So I have a JSON file which looks like this:
data = {
"path": "/",
"subPages": [
{
"path": "/1",
"subPages": [
{
"path": "/12",
"subPages": [
{
"path": "/123",
"subPages": [],
"url": "123_URL",
}
],
"url": "12_URL",
},
{
"path": "/13",
"subPages": [
{
"path": "/131",
"subPages": [
{
"path": "/1311",
"subPages": [
{
"path": "/13111",
"subPages": [],
"url": "13111_URL",
}
],
"url": "1311_URL",
}
],
"url": "131_URL",
}
],
"url": "13_URL",
}
],
"url": "1_URL",
}
]
}
I want to be able to parse this JSON into a dictionary of key "path" and value "url". Something like getting:
dict = {"/" : "1_URL", "/12" : "12_URL", "/123" : "123_URL", "/13" : "13_URL" }
And so on. This has been a bit difficult to accomplish because I need to access each level of the hierarchy independently to extract intended values and it's a file that may even have another 2 levels in the JSON hierarchy to parse.

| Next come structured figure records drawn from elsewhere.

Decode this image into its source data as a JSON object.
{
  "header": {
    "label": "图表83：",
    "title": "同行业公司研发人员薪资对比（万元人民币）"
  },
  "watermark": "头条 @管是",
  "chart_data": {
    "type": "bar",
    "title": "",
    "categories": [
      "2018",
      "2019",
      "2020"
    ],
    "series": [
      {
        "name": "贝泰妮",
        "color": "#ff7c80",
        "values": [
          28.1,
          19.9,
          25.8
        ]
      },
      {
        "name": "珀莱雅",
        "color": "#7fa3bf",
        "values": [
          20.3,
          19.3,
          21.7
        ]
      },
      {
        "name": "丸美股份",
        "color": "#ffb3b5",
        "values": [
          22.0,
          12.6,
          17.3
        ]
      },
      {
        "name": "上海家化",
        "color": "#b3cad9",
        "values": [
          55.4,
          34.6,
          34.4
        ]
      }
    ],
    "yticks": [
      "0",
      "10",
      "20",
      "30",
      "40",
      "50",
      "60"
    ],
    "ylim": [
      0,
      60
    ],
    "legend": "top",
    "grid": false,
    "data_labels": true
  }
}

The challenge here is because the "subpages" array is defined always before url key. My recursive approach failed because of this:
def json_extract(obj, key):
arr = []
def extract(obj, arr, key):
if isinstance(obj, dict):
for k, v in obj.items():
if isinstance(v, (dict, list)):
extract(v, arr, key)
elif k == key:
arr.append(v)
elif isinstance(obj, list):
for item in obj:
extract(item, arr, key)
return arr
values = extract(obj, arr, key)
return values
Do you have any idea how I can achieve this? Even just some logic you can point me to Thanks in advance!
Try:
def get_kv(o):
if isinstance(o, dict):
if "path" in o and "url" in o:
yield o["path"], o["url"]
for v in o.values():
yield from get_kv(v)
elif isinstance(o, list):
for v in o:
yield from get_kv(v)
print(dict(get_kv(data)))
Prints:
{
"/1": "1_URL",
"/12": "12_URL",
"/123": "123_URL",
"/13": "13_URL",
"/131": "131_URL",
"/1311": "1311_URL",
"/13111": "13111_URL",
}